Pubdate: Thu, 4 Feb 1999
Source: Orange County Weekly (CA)
Copyright: 1999, Orange County Weekly, Inc.
Contact:  http://www.ocweekly.com/
Author:  Nick Schou

CRIMINAL PROSECUTION BODY COUNT GROWS IN WAR ON MEDICAL MARIJUANA

Like the enigmatic psycho killer in the penultimate act of a hackneyed
horror flick-the maniac who mysteriously returns to life as soon as
the hero turns his back-Orange County's war on medical marijuana just
won't die. It dispatched its latest victim with stunning severity on
Jan. 29. To perform the honors, distinguished former county prosecutor
Carl Armbrust took a break from his retirement to attend the
sentencing of Marvin Chavez, the medical-marijuana activist convicted
last November of selling marijuana to undercover cops.

That afternoon, Judge Thomas J. Borris sentenced Chavez to six years
in jail, a punishment that stemmed from an undercover operation
directed by Armbrust's anti-narcotics task force against Chavez's
Orange County Patient-Doctor-Nurse Support Group. As he exited Orange
County's West Municipal courtroom in handcuffs, Chavez looked to his
defense attorney, Jim Silva, and said forgivingly, "That's all right."
Silva couldn't help but think of the old cliche about Orange County
that ought to be reserved for history books and not newspaper
articles: "Behind the Orange Curtain."

"I wasn't sure what that phrase meant until today," said Silva, who
lives in Venice, during a Jan. 29 interview. "Judge Borris' decision
took me completely off-guard. It may change the whole political
landscape. Marvin only provided marijuana to patients or to undercover
cops pretending to be patients. But Judge Borris didn't even consider
that as a mitigating factor in his sentencing."

Almost as disturbing as Borris' sentence, Silva said, was the 30-page
probation report used in Friday's hearing. Among other considerations,
such as the two previous narcotics-related felonies on Chavez's
record, the report noted, "Mr. Chavez says he would continue to travel
around the state and 'educate' people about medical marijuana."

"The report makes it abundantly clear they don't want Marvin to
exercise his rights to free speech," concluded Silva. "Orange County
is willing to use incarceration as a means to prevent Marvin from
educating people about medical marijuana. That is exactly the kind of
thing that Fifth Amendment [advocates] would find repugnant."

Silva isn't alone in his feelings about the current state of justice
in Orange County. In fact, many observers to the drama that unfolded
toward the end of Chavez's high-profile trial found themselves
struggling to comprehend the harshness of his prison sentence. On Jan.
31, The Orange County Register, which had previously both criticized
and praised Borris for the fairness of his courtroom rulings,
lambasted Chavez's sentence as "near criminal."

"This is the battleground," declared Mike Vardoulis, vice president of
the OC Hemp Council. "Orange County, for whatever reason, wants to
display the least amount of sympathy to medical marijuana users. It's
open season." Vardoulis claimed that sending activists like Chavez to
jail is part of a silent conspiracy by government officials to cover
up the medicinal benefits of cannabis. "It's gotten pretty obvious,"
said Vardoulis. "So many people have been arrested, sent to jail, and
are being denied access to their medication."

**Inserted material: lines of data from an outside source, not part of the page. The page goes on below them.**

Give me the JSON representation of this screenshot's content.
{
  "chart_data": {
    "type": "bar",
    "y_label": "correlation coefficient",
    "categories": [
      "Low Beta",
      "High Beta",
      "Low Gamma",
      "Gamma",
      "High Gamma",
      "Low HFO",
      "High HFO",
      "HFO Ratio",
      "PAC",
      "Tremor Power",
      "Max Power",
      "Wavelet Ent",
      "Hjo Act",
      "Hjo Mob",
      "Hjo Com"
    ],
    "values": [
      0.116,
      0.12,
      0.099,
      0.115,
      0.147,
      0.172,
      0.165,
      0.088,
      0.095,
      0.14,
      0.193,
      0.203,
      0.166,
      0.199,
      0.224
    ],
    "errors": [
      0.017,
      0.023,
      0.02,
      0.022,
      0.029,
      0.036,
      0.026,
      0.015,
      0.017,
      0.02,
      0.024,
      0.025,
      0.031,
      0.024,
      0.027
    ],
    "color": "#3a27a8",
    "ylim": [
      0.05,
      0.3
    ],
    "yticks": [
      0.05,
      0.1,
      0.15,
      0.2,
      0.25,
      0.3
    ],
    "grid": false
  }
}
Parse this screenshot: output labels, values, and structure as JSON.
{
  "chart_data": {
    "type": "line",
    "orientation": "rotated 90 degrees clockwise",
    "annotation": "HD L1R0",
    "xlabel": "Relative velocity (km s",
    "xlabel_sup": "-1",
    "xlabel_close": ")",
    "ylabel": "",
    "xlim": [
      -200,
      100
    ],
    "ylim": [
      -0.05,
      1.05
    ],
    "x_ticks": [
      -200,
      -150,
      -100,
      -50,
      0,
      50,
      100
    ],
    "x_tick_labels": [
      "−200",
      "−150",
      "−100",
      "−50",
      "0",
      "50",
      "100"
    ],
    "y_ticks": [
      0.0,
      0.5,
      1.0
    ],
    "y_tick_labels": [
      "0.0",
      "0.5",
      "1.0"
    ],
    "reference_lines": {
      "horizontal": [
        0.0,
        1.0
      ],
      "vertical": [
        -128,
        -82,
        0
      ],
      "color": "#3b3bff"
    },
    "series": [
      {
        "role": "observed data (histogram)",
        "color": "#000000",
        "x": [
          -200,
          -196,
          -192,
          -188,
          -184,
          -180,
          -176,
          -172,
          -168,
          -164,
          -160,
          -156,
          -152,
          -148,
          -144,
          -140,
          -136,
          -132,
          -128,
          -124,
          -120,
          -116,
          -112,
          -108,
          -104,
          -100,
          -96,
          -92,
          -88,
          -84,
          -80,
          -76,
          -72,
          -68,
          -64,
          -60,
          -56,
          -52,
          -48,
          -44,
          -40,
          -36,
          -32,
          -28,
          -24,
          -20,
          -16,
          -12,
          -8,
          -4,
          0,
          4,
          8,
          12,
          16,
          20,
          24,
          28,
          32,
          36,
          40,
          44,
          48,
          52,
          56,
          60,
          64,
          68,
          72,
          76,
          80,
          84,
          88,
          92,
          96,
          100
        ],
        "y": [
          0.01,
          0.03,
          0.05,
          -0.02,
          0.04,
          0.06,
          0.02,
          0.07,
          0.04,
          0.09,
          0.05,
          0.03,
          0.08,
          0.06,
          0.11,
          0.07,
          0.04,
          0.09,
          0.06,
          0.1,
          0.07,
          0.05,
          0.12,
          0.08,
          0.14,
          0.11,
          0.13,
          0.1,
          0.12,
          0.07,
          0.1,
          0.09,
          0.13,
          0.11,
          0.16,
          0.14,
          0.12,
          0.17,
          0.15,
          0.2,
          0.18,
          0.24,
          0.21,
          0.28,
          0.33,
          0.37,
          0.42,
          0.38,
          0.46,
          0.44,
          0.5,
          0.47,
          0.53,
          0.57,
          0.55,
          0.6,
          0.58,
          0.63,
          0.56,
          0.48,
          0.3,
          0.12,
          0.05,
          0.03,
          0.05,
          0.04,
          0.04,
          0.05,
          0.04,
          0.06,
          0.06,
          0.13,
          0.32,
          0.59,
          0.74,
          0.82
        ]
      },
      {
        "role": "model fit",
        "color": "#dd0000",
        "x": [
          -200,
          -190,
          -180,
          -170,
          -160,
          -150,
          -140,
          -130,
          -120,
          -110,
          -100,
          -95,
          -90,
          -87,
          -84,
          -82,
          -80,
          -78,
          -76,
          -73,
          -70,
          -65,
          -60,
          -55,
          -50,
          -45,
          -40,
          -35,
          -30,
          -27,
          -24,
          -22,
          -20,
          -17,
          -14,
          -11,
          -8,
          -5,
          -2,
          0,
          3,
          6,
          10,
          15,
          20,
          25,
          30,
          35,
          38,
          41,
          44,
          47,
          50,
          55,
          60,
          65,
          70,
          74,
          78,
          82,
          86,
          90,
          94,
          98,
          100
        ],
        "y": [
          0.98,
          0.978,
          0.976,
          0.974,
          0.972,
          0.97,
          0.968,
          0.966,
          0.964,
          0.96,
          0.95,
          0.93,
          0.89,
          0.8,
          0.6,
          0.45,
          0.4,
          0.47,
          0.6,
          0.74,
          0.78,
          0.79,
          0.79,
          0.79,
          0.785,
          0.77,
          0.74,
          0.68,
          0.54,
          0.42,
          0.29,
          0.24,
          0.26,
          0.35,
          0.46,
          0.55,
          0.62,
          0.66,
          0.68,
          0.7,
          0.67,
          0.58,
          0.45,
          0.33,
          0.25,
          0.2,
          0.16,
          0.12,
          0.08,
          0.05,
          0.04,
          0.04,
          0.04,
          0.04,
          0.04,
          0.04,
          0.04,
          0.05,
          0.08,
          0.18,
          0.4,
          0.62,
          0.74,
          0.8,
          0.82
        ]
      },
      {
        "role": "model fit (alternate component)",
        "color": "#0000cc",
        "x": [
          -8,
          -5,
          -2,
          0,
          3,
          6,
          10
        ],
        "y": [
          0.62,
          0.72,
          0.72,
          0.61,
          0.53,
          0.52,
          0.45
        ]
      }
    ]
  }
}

Chavez isn't the only casualty of California's ongoing war on medical
marijuana-just the latest. On Jan. 19, just 10 days before Chavez was
sent to prison, police in northern California arrested Steve Kubby,
who last year ran unsuccessfully for California governor on the
Libertarian Party ticket. Arrested at their home near Lake Tahoe, both
Kubby and his wife were charged with cultivation and possession of
marijuana plants, despite the fact that Kubby, one of the original
authors of Proposition 215, carries a doctor's note permitting him to
grow and smoke the drug.

Last year, David Herrick, a former San Bernardino County sheriff's
deputy, received a four-year prison sentence after being convicted of
several of the same charges that later were used by OC prosecutors
against Chavez. Herrick, who suffers from a back injury, is now being
held at Salinas Valley State Prison in Soledad, where he is reportedly
being denied access to his medication. He is also being denied
visits-or interviews-from reporters. Herrick's appeal is scheduled to
begin next month.

Meanwhile, the wheels of Orange County justice grind on. Of the three
individuals who risked their liberty to help sick Californians obtain
their legal medicine, two are now behind bars. On Feb. 3 the trial of
the third and final founding member of Orange County's now-defunct
Patient-Doctor-Nurse-Support-Group, Jack Schachter, began at the West
Municipal Court in Westminster. Like that of Marvin Chavez,
Schachter's case stems from Armbrust's undercover operation, which
relied on police officers posing as sick patients with doctors' notes
to trick Chavez into "dealing" baggies of marijuana marked "Not for
Sale-For Medicinal Use Only." If convicted, Schachter faces a maximum
sentence of several years in a state penitentiary.